Although not a regulatory framework, the U.S. National Institute of Standards and Technology (NIST) framework is considered an industry best practice for to identifying, measuring, and managing cybersecurity risk.
In the 2016 Tenable Trends in Security Framework Adoption Survey, nearly a third of the IT and security professionals surveyed said the NIST cybersecurity framework was being leveraged by their organization, and 70 percent of those that adopted the framework did so because of its clout as a best practice standard.
The NIST framework has been updated from the Cybersecurity Enhancement Act of 2014 to make the framework easier to use and more refined.
The new version includes:
- New assessments against supply chain risks,
- New measurement methods, and
- Clarifications on key terms.
The NIST Framework: Core, tiers, and profiles explained
The framework is made of three parts – the core, the tiers, and the profiles.
The core of the framework is made up of 4 components:
- Functions: There are five functions: identify, protect, detect, respond, and recover.
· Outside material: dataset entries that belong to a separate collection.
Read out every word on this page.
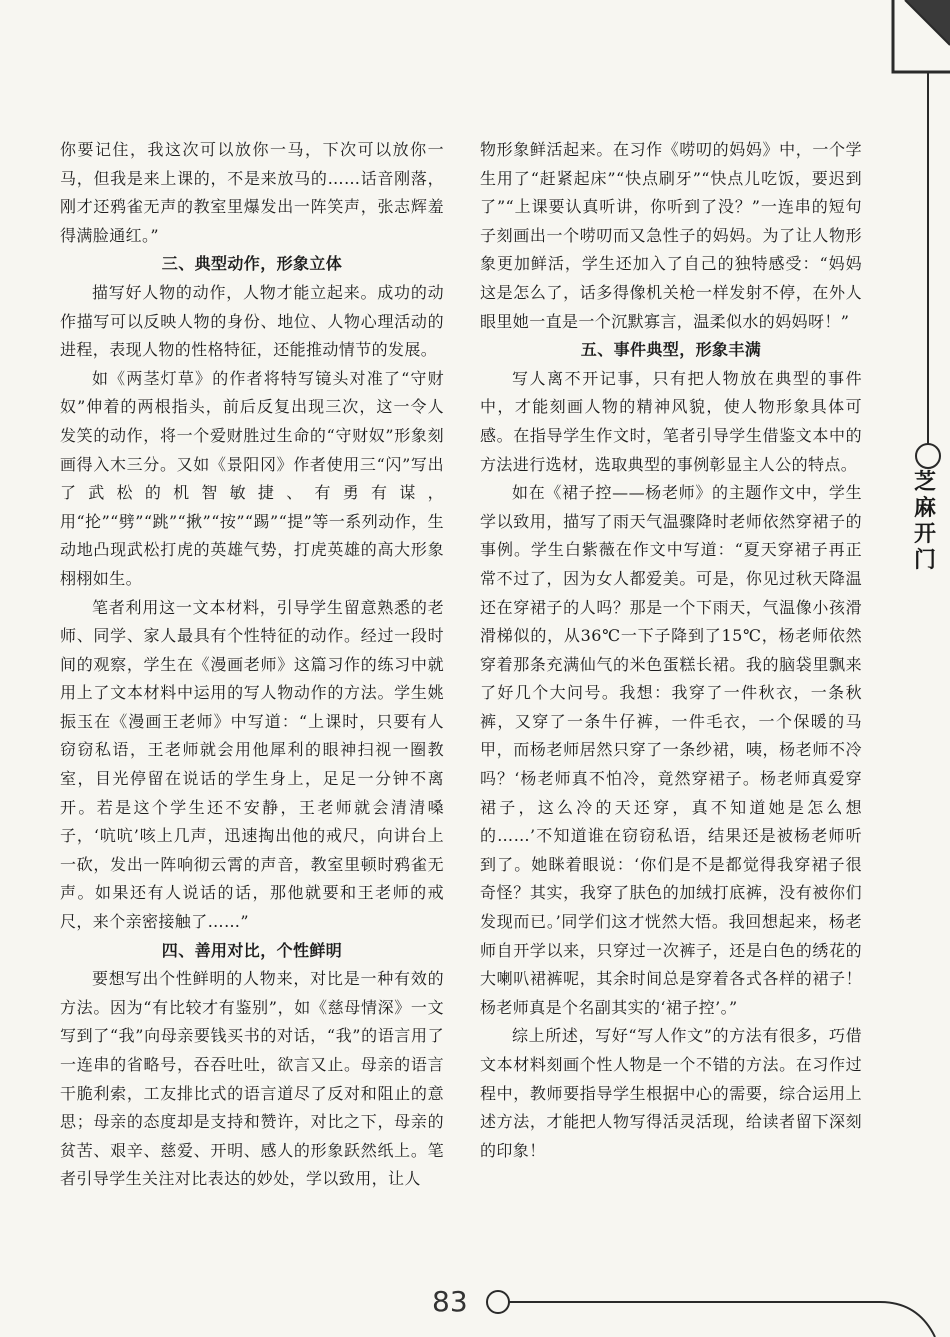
芝麻开门

你要记住，我这次可以放你一马，下次可以放你一马，但我是来上课的，不是来放马的……话音刚落，刚才还鸦雀无声的教室里爆发出一阵笑声，张志辉羞得满脸通红。”

三、典型动作，形象立体

描写好人物的动作，人物才能立起来。成功的动作描写可以反映人物的身份、地位、人物心理活动的进程，表现人物的性格特征，还能推动情节的发展。

如《两茎灯草》的作者将特写镜头对准了“守财奴”伸着的两根指头，前后反复出现三次，这一令人发笑的动作，将一个爱财胜过生命的“守财奴”形象刻画得入木三分。又如《景阳冈》作者使用三“闪”写出了武松的机智敏捷、有勇有谋，用“抡”“劈”“跳”“揪”“按”“踢”“提”等一系列动作，生动地凸现武松打虎的英雄气势，打虎英雄的高大形象栩栩如生。

笔者利用这一文本材料，引导学生留意熟悉的老师、同学、家人最具有个性特征的动作。经过一段时间的观察，学生在《漫画老师》这篇习作的练习中就用上了文本材料中运用的写人物动作的方法。学生姚振玉在《漫画王老师》中写道：“上课时，只要有人窃窃私语，王老师就会用他犀利的眼神扫视一圈教室，目光停留在说话的学生身上，足足一分钟不离开。若是这个学生还不安静，王老师就会清清嗓子，‘吭吭’咳上几声，迅速掏出他的戒尺，向讲台上一砍，发出一阵响彻云霄的声音，教室里顿时鸦雀无声。如果还有人说话的话，那他就要和王老师的戒尺，来个亲密接触了……”

四、善用对比，个性鲜明

要想写出个性鲜明的人物来，对比是一种有效的方法。因为“有比较才有鉴别”，如《慈母情深》一文写到了“我”向母亲要钱买书的对话，“我”的语言用了一连串的省略号，吞吞吐吐，欲言又止。母亲的语言干脆利索，工友排比式的语言道尽了反对和阻止的意思；母亲的态度却是支持和赞许，对比之下，母亲的贫苦、艰辛、慈爱、开明、感人的形象跃然纸上。笔者引导学生关注对比表达的妙处，学以致用，让人

物形象鲜活起来。在习作《唠叨的妈妈》中，一个学生用了“赶紧起床”“快点刷牙”“快点儿吃饭，要迟到了”“上课要认真听讲，你听到了没？”一连串的短句子刻画出一个唠叨而又急性子的妈妈。为了让人物形象更加鲜活，学生还加入了自己的独特感受：“妈妈这是怎么了，话多得像机关枪一样发射不停，在外人眼里她一直是一个沉默寡言，温柔似水的妈妈呀！”

五、事件典型，形象丰满

写人离不开记事，只有把人物放在典型的事件中，才能刻画人物的精神风貌，使人物形象具体可感。在指导学生作文时，笔者引导学生借鉴文本中的方法进行选材，选取典型的事例彰显主人公的特点。

如在《裙子控——杨老师》的主题作文中，学生学以致用，描写了雨天气温骤降时老师依然穿裙子的事例。学生白紫薇在作文中写道：“夏天穿裙子再正常不过了，因为女人都爱美。可是，你见过秋天降温还在穿裙子的人吗？那是一个下雨天，气温像小孩滑滑梯似的，从36℃一下子降到了15℃，杨老师依然穿着那条充满仙气的米色蛋糕长裙。我的脑袋里飘来了好几个大问号。我想：我穿了一件秋衣，一条秋裤，又穿了一条牛仔裤，一件毛衣，一个保暖的马甲，而杨老师居然只穿了一条纱裙，咦，杨老师不冷吗？‘杨老师真不怕冷，竟然穿裙子。杨老师真爱穿裙子，这么冷的天还穿，真不知道她是怎么想的……’不知道谁在窃窃私语，结果还是被杨老师听到了。她眯着眼说：‘你们是不是都觉得我穿裙子很奇怪？其实，我穿了肤色的加绒打底裤，没有被你们发现而已。’同学们这才恍然大悟。我回想起来，杨老师自开学以来，只穿过一次裤子，还是白色的绣花的大喇叭裙裤呢，其余时间总是穿着各式各样的裙子！杨老师真是个名副其实的‘裙子控’。”

综上所述，写好“写人作文”的方法有很多，巧借文本材料刻画个性人物是一个不错的方法。在习作过程中，教师要指导学生根据中心的需要，综合运用上述方法，才能把人物写得活灵活现，给读者留下深刻的印象！

83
These functions are the foundation that can be used to organize the organizations cybersecurity efforts.
- Categories: Within each of the five functions, there are three to five categories. These categories identify tasks or challenges associated with each function.
- Subcategories: Within each of the categories, there are subcategories which break down the task or challenge even further. For example, within the category named Risk Management Strategy, there are three subcategories which cover the areas of risk management processes and organizational risk tolerance.
- Informative references: includes any resources, documents, and steps for execution of tasks or challenges.
The tiers are the cybersecurity outcomes that are based on the organization’s business needs that they’ve selected from the core categories and subcategories that can range from partial (tier 1) to adaptive (tier 4) For example, a more mature, or adaptive, organization would have a risk management approach that is informed by business needs and works in tandem with the overall risk management program. Having a tiered approach to the NIST framework has allowed organizations to measure their individual level of cybersecurity maturity and share this with senior management or a board of directors, essentially enabling them to benchmark performance. Once performance is measured and benchmarked, the board can understand how the organization adheres to the NIST security controls.
The organization’s current cybersecurity status and their roadmap towards NIST goals are outlined under profiles. The profiles are used to help organizations identify areas of opportunity by outlining their current state and comparing it to their desired state.
This two-pronged approach can help uncover areas of opportunity in which the organization can improve its cybersecurity implementations and ultimately adjust the ease in which the organization can move between tiers. The two profiles an organization has helps connect the core elements to business requirements, risk tolerance, and resources of the larger organization it serves.
NIST’s recent update helps ensure that organizations abiding by the three components, described above, are in a better position to not only react to malicious cyber activity, but also to prevent this type of activity from happening.